Short Circuit 371 | Ten Years of Short Circuit
Last week the Short Circuit staff celebrated ten years of our inexhaustive coverage of the federal courts of appeals. At the Studio Theatre in Washington, D.C. we welcomed about 150 of our closest friends to an evening of reminiscing about “how it all began” with John Ross, Robert McNamara, and Clark Neily plus a “showcase panel” discussing the future of the federal circuits with moderator Ben Field eliciting comment from retired judges Kent Jordan (Third Circuit) and Diane Wood (Seventh Circuit) plus Adam Liptak of the New York Times. Unfortunately for you, dear podcast listener, those acts of our performance were not recorded. But sandwiched between them we held a Short Circuit Live which, like all Short Circuit Lives, was recorded! Which is this week’s episode.

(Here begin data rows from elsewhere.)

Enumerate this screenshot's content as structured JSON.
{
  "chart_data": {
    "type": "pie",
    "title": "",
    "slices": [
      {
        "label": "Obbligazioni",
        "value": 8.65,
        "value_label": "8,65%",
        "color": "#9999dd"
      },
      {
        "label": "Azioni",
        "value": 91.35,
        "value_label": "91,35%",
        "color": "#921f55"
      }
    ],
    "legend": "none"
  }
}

Your host Anya Bidwell welcomes two returning guests to Short Circuit, Professor Eugene Volokh of the Hoover Institution at Stanford University and Raffi Melkonian, appellate attorney and partner at Wright Close and Barger in Houston, Texas, and, as many listeners will know, the Dean of what some still call #AppellateTwitter. Eugene begins the episode with a recent en banc ruling from the Ninth Circuit which upheld California’s ban on gun magazines with more than 10 rounds. He analyzes the majority’s reasoning but what the audience really enjoyed was his—and Raffi and Anya’s—thoughts about the video dissent by Judge Van Dyke, wherein the judge displayed a number of firearms and how they work. Then we move to Raffi for a few litigation tips from Lord of the Rings. We don’t do a lot of arbitration cases on Short Circuit but, wow, if you’re ever going to hear about one it’s got to be this. Four different arbitrators all heard one dispute, gave mutually inconsistent awards, and even sanctioned one and other. How does this story end? The Fifth Circuit hopes with one last arbitration to rule them all. If it doesn’t go to the Supreme Court first.